There’s a poignant underpinning to these questions indicated by certain words.
1. They reveal worries about the future.
2. There’s a presumption of initial failure.
Before I responded, I asked: What’s underneath these questions?
She explained they were spurred by a previous iteration of her business that didn’t pan out. And that was her impetus to hire me.
Then, she didn’t know what she didn’t know. She wasn’t able to look at the bigger picture or lean into strategy. That takes insight new coaches can’t expect to have.
Some part of her was still identified with that earlier try at her business. So, I invited her to catch up with herself by acknowledging the clarity and strategy
- in her new niche
- business model
- tailor made offers for her audience based on market research, and
- a client journey that weren’t in her previous business
Those are advantages she can leverage. She heartily agreed!

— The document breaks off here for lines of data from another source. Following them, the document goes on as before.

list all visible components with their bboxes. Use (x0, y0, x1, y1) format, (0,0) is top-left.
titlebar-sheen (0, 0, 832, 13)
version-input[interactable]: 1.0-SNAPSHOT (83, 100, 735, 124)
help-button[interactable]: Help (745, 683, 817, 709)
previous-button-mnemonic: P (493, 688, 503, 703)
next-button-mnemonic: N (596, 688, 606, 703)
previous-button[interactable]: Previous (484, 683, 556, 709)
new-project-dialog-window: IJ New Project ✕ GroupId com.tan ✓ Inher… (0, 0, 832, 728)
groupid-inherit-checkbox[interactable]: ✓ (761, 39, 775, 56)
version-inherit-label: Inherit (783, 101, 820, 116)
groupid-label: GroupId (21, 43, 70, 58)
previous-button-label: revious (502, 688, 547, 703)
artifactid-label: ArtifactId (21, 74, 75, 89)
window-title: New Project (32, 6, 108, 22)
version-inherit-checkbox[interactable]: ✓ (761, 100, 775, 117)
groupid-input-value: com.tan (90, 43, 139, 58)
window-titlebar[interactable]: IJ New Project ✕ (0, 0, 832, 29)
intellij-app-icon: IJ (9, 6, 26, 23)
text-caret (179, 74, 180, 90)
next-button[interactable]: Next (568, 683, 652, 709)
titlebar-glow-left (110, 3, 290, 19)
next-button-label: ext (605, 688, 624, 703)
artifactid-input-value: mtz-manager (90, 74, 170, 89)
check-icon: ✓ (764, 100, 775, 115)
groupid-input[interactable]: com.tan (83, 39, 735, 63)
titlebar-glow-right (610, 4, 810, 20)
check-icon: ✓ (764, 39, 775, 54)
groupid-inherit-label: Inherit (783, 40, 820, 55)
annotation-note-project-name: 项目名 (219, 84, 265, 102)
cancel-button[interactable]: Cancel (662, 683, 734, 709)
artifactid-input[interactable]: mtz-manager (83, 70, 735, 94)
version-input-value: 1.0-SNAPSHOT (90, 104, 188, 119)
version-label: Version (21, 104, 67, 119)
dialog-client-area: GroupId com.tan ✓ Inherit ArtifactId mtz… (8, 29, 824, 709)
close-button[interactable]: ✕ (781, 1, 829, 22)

She set intention to follow intuition not fear and keep incrementally improving on little things.
I suggested that, instead of looking for indications that she needs to make a shift in her business, ask:
How can I better leverage the foundation of my business and my big WHY?
Another of her questions was:
What are the most important criteria by which I should measure success for my business?
She was wondering about metrics. Tracking various analytics closely can be a needless emotional roller coaster.
Because we developed a simple coaching business model for her business, I assured her: You DO NOT NEED…
1. High traction on posts
2. Huge numbers of followers or podcast listeners
3. Massive website hits
…to get hired by enough high-ticket signature program clients each year.
Instead, I suggested:
Measure how consistently courageous and determined you are in business.
That satisfied my client and she decided she didn’t need answers to the rest of her questions. Yay!